Hiring Contractors for a Remodel
Homeowner references are invaluable when searching for a kitchen professional. You want genuine feedback from real people who have lived through a kitchen renovation project with the designer/firm you’re considering. Get the dirty details. Ask a contractor's references these questions.
Also find out the company’s history. “If the firm has been open for six months, let someone else hire them.” says Brad Burgin of Burgin Construction Inc. in North Tustin, California. He suggests going with a contractor that has a track record with the Better Business Bureau and has carried insurance for many years. “This is an expensive, risky business to own,” Burgin says.

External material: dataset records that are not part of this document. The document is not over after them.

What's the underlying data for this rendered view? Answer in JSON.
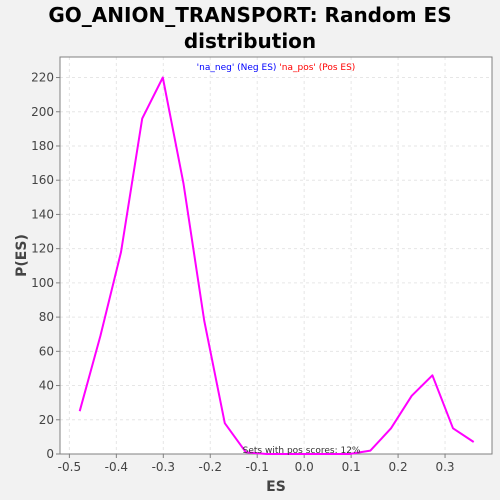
{
  "chart_data": {
    "type": "line",
    "title": "GO_ANION_TRANSPORT: Random ES distribution",
    "title_lines": [
      "GO_ANION_TRANSPORT: Random ES",
      "distribution"
    ],
    "xlabel": "ES",
    "ylabel": "P(ES)",
    "xlim": [
      -0.52,
      0.4
    ],
    "ylim": [
      0,
      232
    ],
    "x_ticks": [
      -0.5,
      -0.4,
      -0.3,
      -0.2,
      -0.1,
      0.0,
      0.1,
      0.2,
      0.3
    ],
    "x_tick_labels": [
      "-0.5",
      "-0.4",
      "-0.3",
      "-0.2",
      "-0.1",
      "0.0",
      "0.1",
      "0.2",
      "0.3"
    ],
    "y_ticks": [
      0,
      20,
      40,
      60,
      80,
      100,
      120,
      140,
      160,
      180,
      200,
      220
    ],
    "y_tick_labels": [
      "0",
      "20",
      "40",
      "60",
      "80",
      "100",
      "120",
      "140",
      "160",
      "180",
      "200",
      "220"
    ],
    "grid": true,
    "legend": {
      "placement": "top-center",
      "entries": [
        {
          "text": "'na_neg' (Neg ES)",
          "color": "#0000ff"
        },
        {
          "text": "'na_pos' (Pos ES)",
          "color": "#ff0000"
        }
      ]
    },
    "annotation": "Sets with pos scores: 12%",
    "series": [
      {
        "color": "#ff00ff",
        "x": [
          -0.478,
          -0.434,
          -0.39,
          -0.345,
          -0.301,
          -0.257,
          -0.213,
          -0.169,
          -0.124,
          -0.08,
          -0.036,
          0.008,
          0.052,
          0.096,
          0.141,
          0.185,
          0.229,
          0.273,
          0.317,
          0.361
        ],
        "y": [
          25,
          69,
          118,
          196,
          220,
          158,
          78,
          18,
          1,
          0,
          0,
          0,
          0,
          0,
          2,
          15,
          34,
          46,
          15,
          7
        ]
      }
    ]
  },
  "colors": {
    "background": "#f2f2f2",
    "plot_background": "#ffffff",
    "grid": "#e6e6e6",
    "axis": "#808080"
  }
}
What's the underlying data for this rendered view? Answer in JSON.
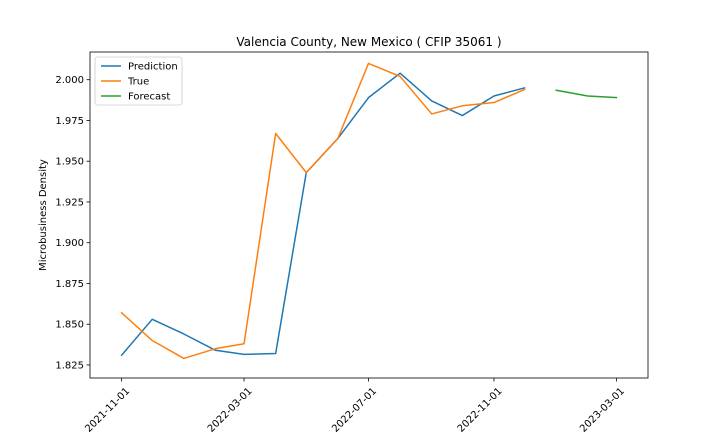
{
  "chart_data": {
    "type": "line",
    "title": "Valencia County, New Mexico ( CFIP 35061 )",
    "xlabel": "",
    "ylabel": "Microbusiness Density",
    "ylim": [
      1.817,
      2.017
    ],
    "xlim": [
      "2021-10-01",
      "2023-04-01"
    ],
    "grid": false,
    "legend_position": "top-left",
    "x_ticks": [
      "2021-11-01",
      "2022-03-01",
      "2022-07-01",
      "2022-11-01",
      "2023-03-01"
    ],
    "y_ticks": [
      1.825,
      1.85,
      1.875,
      1.9,
      1.925,
      1.95,
      1.975,
      2.0
    ],
    "y_tick_labels": [
      "1.825",
      "1.850",
      "1.875",
      "1.900",
      "1.925",
      "1.950",
      "1.975",
      "2.000"
    ],
    "series": [
      {
        "name": "Prediction",
        "color": "#1f77b4",
        "x": [
          "2021-11-01",
          "2021-12-01",
          "2022-01-01",
          "2022-02-01",
          "2022-03-01",
          "2022-04-01",
          "2022-05-01",
          "2022-06-01",
          "2022-07-01",
          "2022-08-01",
          "2022-09-01",
          "2022-10-01",
          "2022-11-01",
          "2022-12-01"
        ],
        "values": [
          1.831,
          1.853,
          1.844,
          1.834,
          1.8315,
          1.832,
          1.943,
          1.964,
          1.989,
          2.004,
          1.987,
          1.978,
          1.99,
          1.995
        ]
      },
      {
        "name": "True",
        "color": "#ff7f0e",
        "x": [
          "2021-11-01",
          "2021-12-01",
          "2022-01-01",
          "2022-02-01",
          "2022-03-01",
          "2022-04-01",
          "2022-05-01",
          "2022-06-01",
          "2022-07-01",
          "2022-08-01",
          "2022-09-01",
          "2022-10-01",
          "2022-11-01",
          "2022-12-01"
        ],
        "values": [
          1.857,
          1.84,
          1.829,
          1.835,
          1.838,
          1.967,
          1.943,
          1.964,
          2.01,
          2.002,
          1.979,
          1.984,
          1.986,
          1.994
        ]
      },
      {
        "name": "Forecast",
        "color": "#2ca02c",
        "x": [
          "2023-01-01",
          "2023-02-01",
          "2023-03-01"
        ],
        "values": [
          1.9935,
          1.99,
          1.989
        ]
      }
    ]
  }
}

“If you can get a better price with a starter company, there is a reason,” continues Burgin, who has been in business for more than 20 years.
References will tell the real story, says Ellen Rady of Ellen Rady Designs in Cleveland, Ohio. “The most important thing is to have seen the designer’s work,” she adds. “I’m really shocked when someone calls me who has no idea what my work looks like.”
Don’t delegate your kitchen renovation to just any pro. Do your homework and check out any tradesperson before you hire them.
- Ask for proof of insurance. Contractors should carry personal liability, workers’ compensation and property damage coverage.
- Check the company’s track record with the BBB.
- Consult with your local building department to find out local licensing requirements (they vary by state and municipality). Ask to see the contractor’s license and make sure it's current.
- Ask for a list of references, and call at least three. Find out what projects the contractor has completed in the last year.
- If hiring a general contractor, find out what subcontractors they will hire. Do some research to make sure they have a solid reputation with the BBB.
- Interview more than one contractor for the job and ask for written proposals/estimates.